Il y a de ça une dizaine d’années, dans un wagon de métro, je me suis retrouvé nez à nez avec Ruth Greenday. Je m’en suis beaucoup voulu de la déranger, mais je tenais absolument à être original en la complimentant pour son rôle dans «Mensonges pour débutants», un film indépendant profondément méconnu datant du début de sa carrière.
Eh bien, je compte désormais un autre Métro-épisodextraordinaire. Que de frimousses réjouies, de petits doigts tendus et de rires adorables je suscitai, moi, une grande personne affichant Licornaille! Et ces parents gentiment embarrassés!

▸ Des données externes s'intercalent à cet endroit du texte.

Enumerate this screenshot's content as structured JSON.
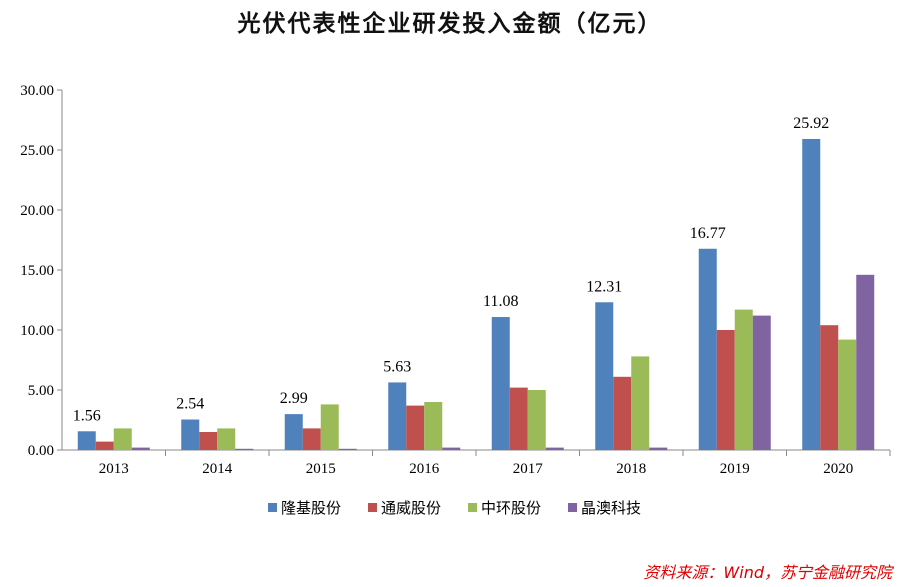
{
  "chart_data": {
    "type": "bar",
    "title": "光伏代表性企业研发投入金额（亿元）",
    "categories": [
      "2013",
      "2014",
      "2015",
      "2016",
      "2017",
      "2018",
      "2019",
      "2020"
    ],
    "series": [
      {
        "name": "隆基股份",
        "color": "#4f81bd",
        "values": [
          1.56,
          2.54,
          2.99,
          5.63,
          11.08,
          12.31,
          16.77,
          25.92
        ],
        "labels": [
          "1.56",
          "2.54",
          "2.99",
          "5.63",
          "11.08",
          "12.31",
          "16.77",
          "25.92"
        ]
      },
      {
        "name": "通威股份",
        "color": "#c0504d",
        "values": [
          0.7,
          1.5,
          1.8,
          3.7,
          5.2,
          6.1,
          10.0,
          10.4
        ]
      },
      {
        "name": "中环股份",
        "color": "#9bbb59",
        "values": [
          1.8,
          1.8,
          3.8,
          4.0,
          5.0,
          7.8,
          11.7,
          9.2
        ]
      },
      {
        "name": "晶澳科技",
        "color": "#8064a2",
        "values": [
          0.2,
          0.1,
          0.1,
          0.2,
          0.2,
          0.2,
          11.2,
          14.6
        ]
      }
    ],
    "ylim": [
      0,
      30
    ],
    "yticks": [
      "0.00",
      "5.00",
      "10.00",
      "15.00",
      "20.00",
      "25.00",
      "30.00"
    ],
    "grid": false,
    "legend": "bottom"
  },
  "source": "资料来源：Wind，苏宁金融研究院"
}
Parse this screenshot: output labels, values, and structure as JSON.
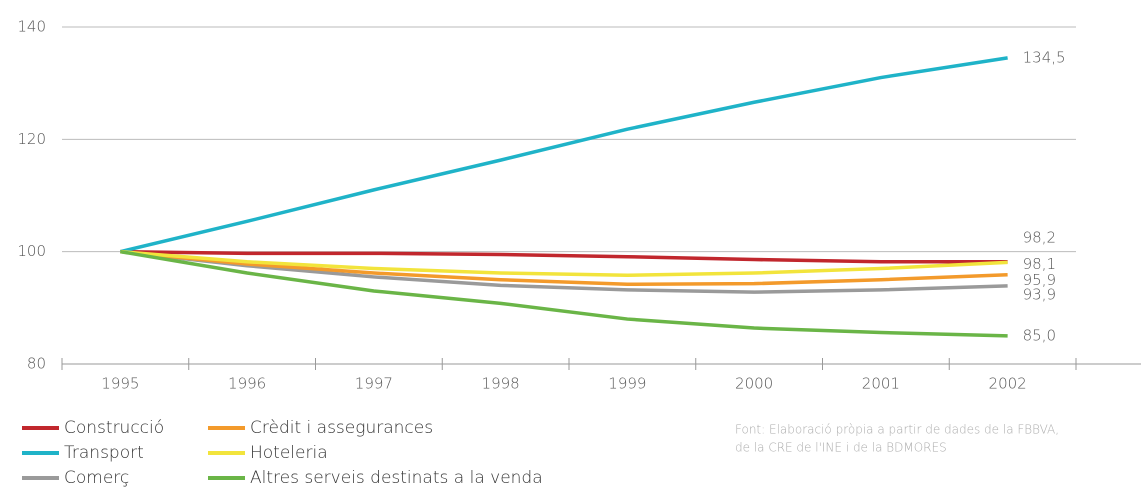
{
  "chart_data": {
    "type": "line",
    "categories": [
      "1995",
      "1996",
      "1997",
      "1998",
      "1999",
      "2000",
      "2001",
      "2002"
    ],
    "series": [
      {
        "name": "Construcció",
        "color": "#c1272d",
        "values": [
          100,
          99.7,
          99.7,
          99.5,
          99.1,
          98.6,
          98.2,
          98.2
        ],
        "value_labels": [
          null,
          null,
          null,
          null,
          null,
          null,
          null,
          "98,2"
        ]
      },
      {
        "name": "Transport",
        "color": "#1fb3c8",
        "values": [
          100,
          105.4,
          111,
          116.3,
          121.8,
          126.6,
          131,
          134.5
        ],
        "value_labels": [
          null,
          null,
          null,
          null,
          null,
          null,
          null,
          "134,5"
        ]
      },
      {
        "name": "Comerç",
        "color": "#9a9a9a",
        "values": [
          100,
          97.5,
          95.5,
          94,
          93.2,
          92.8,
          93.2,
          93.9
        ],
        "value_labels": [
          null,
          null,
          null,
          null,
          null,
          null,
          null,
          "93,9"
        ]
      },
      {
        "name": "Crèdit i assegurances",
        "color": "#f39a2b",
        "values": [
          100,
          97.8,
          96.2,
          95,
          94.2,
          94.3,
          95,
          95.9
        ],
        "value_labels": [
          null,
          null,
          null,
          null,
          null,
          null,
          null,
          "95,9"
        ]
      },
      {
        "name": "Hoteleria",
        "color": "#f2e43c",
        "values": [
          100,
          98.2,
          97,
          96.2,
          95.8,
          96.2,
          97,
          98.1
        ],
        "value_labels": [
          null,
          null,
          null,
          null,
          null,
          null,
          null,
          "98,1"
        ]
      },
      {
        "name": "Altres serveis destinats a la venda",
        "color": "#6ab547",
        "values": [
          100,
          96.2,
          93,
          90.8,
          88,
          86.4,
          85.6,
          85.0
        ],
        "value_labels": [
          null,
          null,
          null,
          null,
          null,
          null,
          null,
          "85,0"
        ]
      }
    ],
    "ylim": [
      80,
      140
    ],
    "yticks": [
      80,
      100,
      120,
      140
    ],
    "grid": true,
    "source": [
      "Font: Elaboració pròpia a partir de dades de la FBBVA,",
      "de la CRE de l'INE i de la BDMORES"
    ]
  }
}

Exploit suprême, certains passagers levèrent même le nez de leur téléphone portable.
Au retour, j’enfilai à nouveau le masque, au lieu d’utiliser celui que je tiens en réserve dans le tiroir de mon bureau. Dans la fatigue de la fin de journée, je passai inaperçu. Je me mis alors à réfléchir à d’autres présents de Lucy dont je ne m’étais pas encore séparé. Cependant ni le marque-page circonscrivant la personnalité des Thibaut, ni les anges salière-poivrière ne m’inspirèrent. La prochaine fois que ma tante aurait la gentillesse de me faire un cadeau, je suggèrerais un jeu de rôles avant de le déballer. Je m’apprêtais donc à faire une expérience d’un nouvel ordre, et je lui devais bien ça.